Dozens of images of children from the Dar es Salaam orphans' residence were on display in the exhibition called Oyoun wa Hakaya [Eyes and Stories] which opened on Wednesday and runs through Saturday the 13th of the current month of June; in a step that aims to extend support to the residence—among other goals.
On this subject, al-Jroud tells Rozana: "Camp children are frequently visted by a multitude of journalists and photographers, who snap their pictures and disappear. I aimed to take children's pictures for them to come see them; rather than ask themselves "Who is it that took our pictures? Why are they taking our pictures?"
A Focus on Hope
The exhibition is held in collaboration with the French Agency for Media Cooperation, in the Syrian Media Incubator Center in Gaziantep, Turkey. On its first day, it witnessed a huge presence of many Syrians living in the region. Its images were characterized by the artist's focus on the vocabulary of hope, and the smiles of children; the cadres focus on abundance of photographed blocs, and display a glimpse of life—despite the tragedies.
It seems clear, that the author of the film "Lovers Scrapbooks on Sarakeb's Walls," steers clear from images of pain, and tragedy. He explains that he does not aim to recycle children's pain or see themselves as being sad; adding: "I'm trying to sow some joy in the children or other people watching these images. Negativity will not help, nor will it make children happy; positivity, on the other hand, may help produce a better tomorrow."
Dar es-Salaam: Inadequate Support!
The Dar es Salaam residence for orphans is located near the Turkish city of Neyzab, and is home to fifty Syrian children who lost their parents due to the war in their country. The exhibition's attempt seems important, as its proceeds are dedicated to Dar es Salaam.

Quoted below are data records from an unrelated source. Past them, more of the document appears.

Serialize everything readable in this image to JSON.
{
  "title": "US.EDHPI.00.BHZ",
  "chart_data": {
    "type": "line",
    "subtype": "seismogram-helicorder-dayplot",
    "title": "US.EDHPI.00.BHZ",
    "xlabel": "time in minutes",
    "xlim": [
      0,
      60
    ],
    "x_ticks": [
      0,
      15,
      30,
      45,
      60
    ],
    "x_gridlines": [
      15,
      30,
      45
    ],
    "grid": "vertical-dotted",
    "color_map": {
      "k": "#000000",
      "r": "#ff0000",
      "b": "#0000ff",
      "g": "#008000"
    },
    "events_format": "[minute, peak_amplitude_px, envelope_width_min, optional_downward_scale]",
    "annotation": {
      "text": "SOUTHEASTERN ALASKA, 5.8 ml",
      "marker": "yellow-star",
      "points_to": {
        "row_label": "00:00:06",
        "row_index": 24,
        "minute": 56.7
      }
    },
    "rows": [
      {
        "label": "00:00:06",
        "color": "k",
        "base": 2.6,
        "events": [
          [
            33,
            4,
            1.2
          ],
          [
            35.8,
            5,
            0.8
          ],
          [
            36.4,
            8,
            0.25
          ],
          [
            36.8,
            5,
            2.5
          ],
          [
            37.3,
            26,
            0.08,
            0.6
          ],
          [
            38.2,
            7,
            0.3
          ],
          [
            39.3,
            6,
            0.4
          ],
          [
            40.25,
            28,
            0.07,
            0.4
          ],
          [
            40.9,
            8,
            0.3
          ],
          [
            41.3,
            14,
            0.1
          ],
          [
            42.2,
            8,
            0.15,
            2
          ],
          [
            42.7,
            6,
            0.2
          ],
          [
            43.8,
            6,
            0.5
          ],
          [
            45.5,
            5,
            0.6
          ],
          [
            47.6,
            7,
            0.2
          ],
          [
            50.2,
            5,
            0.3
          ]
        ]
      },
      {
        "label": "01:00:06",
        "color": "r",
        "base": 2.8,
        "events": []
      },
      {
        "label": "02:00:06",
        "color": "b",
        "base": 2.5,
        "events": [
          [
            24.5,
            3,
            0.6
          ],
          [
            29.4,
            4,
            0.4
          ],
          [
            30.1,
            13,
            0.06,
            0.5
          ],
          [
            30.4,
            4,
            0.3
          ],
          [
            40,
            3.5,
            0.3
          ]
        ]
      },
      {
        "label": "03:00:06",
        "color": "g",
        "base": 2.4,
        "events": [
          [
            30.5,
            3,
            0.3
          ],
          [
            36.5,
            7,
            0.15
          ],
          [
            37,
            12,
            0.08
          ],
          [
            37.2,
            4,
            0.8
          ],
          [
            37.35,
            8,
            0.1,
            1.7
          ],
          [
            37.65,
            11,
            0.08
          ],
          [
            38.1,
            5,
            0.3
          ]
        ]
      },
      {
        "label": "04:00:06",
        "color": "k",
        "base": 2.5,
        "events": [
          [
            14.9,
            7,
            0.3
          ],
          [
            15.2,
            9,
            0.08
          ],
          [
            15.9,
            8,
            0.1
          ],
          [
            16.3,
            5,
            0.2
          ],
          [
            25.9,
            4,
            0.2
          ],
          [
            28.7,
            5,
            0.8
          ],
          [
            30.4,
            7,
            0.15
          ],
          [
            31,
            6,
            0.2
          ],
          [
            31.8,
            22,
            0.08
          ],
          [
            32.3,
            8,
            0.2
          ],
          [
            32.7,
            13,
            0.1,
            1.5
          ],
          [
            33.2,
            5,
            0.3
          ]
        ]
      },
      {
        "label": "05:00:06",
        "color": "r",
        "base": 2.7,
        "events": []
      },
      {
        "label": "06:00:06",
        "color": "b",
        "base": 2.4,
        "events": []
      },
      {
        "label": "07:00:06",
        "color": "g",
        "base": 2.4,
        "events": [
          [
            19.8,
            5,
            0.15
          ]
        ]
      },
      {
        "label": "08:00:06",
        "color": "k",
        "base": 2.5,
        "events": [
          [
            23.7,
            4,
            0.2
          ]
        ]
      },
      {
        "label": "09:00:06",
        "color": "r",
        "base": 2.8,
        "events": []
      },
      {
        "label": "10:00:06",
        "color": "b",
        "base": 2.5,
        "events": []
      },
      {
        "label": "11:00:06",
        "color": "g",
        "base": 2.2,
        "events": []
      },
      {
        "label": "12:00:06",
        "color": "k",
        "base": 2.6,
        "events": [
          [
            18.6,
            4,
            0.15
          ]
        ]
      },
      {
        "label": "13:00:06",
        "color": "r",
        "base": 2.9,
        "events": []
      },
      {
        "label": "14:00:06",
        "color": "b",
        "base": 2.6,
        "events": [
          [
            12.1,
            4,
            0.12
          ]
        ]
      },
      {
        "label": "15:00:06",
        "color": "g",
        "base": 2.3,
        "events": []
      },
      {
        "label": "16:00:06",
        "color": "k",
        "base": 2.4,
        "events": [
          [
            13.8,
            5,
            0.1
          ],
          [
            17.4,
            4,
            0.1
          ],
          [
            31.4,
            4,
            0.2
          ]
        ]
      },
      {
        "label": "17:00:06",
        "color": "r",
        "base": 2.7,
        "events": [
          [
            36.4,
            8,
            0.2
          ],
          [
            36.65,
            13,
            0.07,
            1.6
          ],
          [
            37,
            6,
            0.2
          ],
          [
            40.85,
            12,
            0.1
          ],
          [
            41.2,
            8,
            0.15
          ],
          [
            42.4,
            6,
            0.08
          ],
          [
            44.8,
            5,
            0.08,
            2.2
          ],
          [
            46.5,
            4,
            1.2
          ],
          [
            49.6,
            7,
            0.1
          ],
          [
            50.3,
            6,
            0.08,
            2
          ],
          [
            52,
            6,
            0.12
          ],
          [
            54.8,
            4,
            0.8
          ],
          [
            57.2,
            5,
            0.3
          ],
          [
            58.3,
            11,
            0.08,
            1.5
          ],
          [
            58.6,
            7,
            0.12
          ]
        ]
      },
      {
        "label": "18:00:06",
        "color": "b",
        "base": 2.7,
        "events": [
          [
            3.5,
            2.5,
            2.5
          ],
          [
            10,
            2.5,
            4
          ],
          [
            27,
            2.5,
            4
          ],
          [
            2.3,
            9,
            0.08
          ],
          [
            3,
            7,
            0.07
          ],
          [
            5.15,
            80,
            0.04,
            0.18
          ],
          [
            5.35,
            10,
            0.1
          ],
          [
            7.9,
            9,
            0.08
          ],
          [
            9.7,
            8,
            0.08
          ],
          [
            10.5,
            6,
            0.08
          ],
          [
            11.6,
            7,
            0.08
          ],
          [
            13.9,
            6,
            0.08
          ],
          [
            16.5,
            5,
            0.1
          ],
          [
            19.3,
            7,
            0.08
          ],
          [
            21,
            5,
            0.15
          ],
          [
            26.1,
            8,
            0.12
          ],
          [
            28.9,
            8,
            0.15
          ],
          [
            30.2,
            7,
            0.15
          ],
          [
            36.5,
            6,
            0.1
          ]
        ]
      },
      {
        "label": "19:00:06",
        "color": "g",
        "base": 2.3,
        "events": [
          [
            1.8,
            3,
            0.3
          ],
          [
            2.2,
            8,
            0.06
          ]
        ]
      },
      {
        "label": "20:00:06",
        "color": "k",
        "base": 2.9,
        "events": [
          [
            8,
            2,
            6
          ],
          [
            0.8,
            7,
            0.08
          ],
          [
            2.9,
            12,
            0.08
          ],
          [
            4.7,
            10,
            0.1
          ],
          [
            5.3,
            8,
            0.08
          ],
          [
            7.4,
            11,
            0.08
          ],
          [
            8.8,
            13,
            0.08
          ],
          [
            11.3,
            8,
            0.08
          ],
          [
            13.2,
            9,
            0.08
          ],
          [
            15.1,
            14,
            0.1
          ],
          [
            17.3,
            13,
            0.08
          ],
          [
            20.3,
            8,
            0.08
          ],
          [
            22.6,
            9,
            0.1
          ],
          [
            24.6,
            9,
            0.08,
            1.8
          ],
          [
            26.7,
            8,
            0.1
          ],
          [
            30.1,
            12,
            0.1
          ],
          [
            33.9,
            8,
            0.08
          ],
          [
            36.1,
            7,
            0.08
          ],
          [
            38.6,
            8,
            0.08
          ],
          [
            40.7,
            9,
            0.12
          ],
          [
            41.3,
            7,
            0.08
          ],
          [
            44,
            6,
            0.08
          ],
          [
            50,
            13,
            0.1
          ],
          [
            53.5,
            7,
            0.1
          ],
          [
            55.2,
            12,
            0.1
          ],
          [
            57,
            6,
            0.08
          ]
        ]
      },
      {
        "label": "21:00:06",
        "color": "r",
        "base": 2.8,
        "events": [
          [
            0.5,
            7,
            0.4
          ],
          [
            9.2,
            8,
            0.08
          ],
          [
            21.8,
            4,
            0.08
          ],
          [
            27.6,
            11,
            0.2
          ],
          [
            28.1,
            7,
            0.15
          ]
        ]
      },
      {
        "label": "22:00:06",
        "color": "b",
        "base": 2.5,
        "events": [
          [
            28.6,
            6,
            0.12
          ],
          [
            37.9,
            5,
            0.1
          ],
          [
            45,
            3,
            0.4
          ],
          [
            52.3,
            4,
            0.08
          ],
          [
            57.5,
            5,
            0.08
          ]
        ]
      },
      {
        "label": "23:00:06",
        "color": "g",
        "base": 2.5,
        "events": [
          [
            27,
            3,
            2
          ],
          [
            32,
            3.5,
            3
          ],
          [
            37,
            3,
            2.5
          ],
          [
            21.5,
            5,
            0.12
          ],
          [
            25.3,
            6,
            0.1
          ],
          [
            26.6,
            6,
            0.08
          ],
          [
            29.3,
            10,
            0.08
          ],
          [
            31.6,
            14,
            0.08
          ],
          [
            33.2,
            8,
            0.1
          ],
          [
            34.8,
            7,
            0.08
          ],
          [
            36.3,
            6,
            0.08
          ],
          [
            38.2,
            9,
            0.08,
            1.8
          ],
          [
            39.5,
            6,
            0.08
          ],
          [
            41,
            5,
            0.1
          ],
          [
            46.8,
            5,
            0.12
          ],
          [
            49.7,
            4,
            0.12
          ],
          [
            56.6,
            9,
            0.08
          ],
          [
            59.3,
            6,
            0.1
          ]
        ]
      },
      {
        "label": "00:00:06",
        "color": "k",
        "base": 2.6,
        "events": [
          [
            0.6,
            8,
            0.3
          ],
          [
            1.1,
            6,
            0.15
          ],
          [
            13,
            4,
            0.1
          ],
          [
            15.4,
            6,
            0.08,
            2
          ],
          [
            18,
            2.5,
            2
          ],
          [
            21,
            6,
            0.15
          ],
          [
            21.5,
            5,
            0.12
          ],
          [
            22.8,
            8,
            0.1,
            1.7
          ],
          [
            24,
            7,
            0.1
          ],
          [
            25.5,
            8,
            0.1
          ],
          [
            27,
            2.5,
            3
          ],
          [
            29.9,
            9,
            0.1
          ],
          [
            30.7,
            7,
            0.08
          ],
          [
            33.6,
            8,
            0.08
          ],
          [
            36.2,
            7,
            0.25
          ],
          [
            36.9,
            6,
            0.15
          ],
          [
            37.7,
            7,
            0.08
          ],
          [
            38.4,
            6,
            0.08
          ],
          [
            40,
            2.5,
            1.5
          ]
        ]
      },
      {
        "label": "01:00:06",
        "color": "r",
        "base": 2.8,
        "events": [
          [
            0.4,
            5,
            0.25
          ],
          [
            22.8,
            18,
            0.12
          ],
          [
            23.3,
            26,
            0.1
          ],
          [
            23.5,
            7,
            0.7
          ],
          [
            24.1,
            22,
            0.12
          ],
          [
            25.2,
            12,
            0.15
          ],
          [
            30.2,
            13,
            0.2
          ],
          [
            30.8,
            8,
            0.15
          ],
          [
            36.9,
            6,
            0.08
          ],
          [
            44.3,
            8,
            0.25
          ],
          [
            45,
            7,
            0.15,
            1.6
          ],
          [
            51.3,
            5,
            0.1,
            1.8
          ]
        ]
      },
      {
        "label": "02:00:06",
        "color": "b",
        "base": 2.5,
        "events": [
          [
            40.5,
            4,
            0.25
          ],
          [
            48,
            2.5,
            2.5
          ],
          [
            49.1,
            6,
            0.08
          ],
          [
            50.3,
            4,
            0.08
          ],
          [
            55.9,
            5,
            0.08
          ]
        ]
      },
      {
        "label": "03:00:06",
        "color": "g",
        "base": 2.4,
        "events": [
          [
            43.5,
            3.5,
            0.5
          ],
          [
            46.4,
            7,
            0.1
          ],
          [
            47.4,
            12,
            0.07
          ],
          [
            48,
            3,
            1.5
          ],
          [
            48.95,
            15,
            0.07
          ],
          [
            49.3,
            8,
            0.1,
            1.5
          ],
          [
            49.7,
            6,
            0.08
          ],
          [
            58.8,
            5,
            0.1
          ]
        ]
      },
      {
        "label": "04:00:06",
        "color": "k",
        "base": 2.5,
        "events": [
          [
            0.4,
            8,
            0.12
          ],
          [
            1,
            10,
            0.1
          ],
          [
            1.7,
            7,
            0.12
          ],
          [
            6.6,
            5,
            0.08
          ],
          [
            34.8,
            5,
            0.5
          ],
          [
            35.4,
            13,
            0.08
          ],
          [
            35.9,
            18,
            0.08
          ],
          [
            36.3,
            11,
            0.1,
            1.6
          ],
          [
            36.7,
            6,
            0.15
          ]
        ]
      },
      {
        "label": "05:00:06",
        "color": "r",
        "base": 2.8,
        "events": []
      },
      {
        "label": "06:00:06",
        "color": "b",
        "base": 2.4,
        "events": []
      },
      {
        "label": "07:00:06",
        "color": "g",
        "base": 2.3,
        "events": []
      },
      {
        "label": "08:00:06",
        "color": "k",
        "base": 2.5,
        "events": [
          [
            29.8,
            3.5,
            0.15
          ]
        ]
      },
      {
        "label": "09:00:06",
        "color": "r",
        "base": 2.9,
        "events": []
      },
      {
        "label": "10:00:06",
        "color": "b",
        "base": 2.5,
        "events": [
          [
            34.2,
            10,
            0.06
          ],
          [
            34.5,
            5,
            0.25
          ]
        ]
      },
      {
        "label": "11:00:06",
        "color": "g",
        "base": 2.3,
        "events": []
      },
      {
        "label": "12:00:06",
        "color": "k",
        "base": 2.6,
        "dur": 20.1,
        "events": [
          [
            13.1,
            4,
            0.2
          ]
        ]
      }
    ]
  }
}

Oyoun wa Hakaya also aims to convey the status of those children. On this issue, the residence Director, Manar Kara-Damour tells Rozana: "This exhibition serves as a showcase of our organization to any potential sponsor wishing to learn about the residence. For two years now, it has relied on donations—but may not have been very visible to the public. This exhibition, is an excellent step to do so."
99 images of Syrian orhpans residents of the orphanage, carried a gamut of meanings, conveying as best as possible their conditions and bringing to the Syrians who attended the show many of their messages.
One of the exhibition vistors expresses his opinion: "The individual images were wonderful; but the most striking images were the ones where there are more than one person." Another added: "The exhibition brings something new—especially as it takes a perspective different than that of blood and destruction, and seeks to deliver its ideas through the children and their silence."
On the show also, a Syrian lady tells Rozana: "While it is true that there are children under bombardment in Syria, there also are children who possess hope and optimism. Iyad always tries to focus on the positive aspects of the Syrian Revolution; Revolution is not death, murder, and destruction. There is a lot that is positive in Syria; but unfortunately, no one seems to highlight it."
This then is—as simple as it may seem—an important intitiative to fifty Syrian children who lost their parents in the war. The proceeds of this exhibition will fully benefit them, in the absence of any attention by many Syrian and international authorities to their affairs.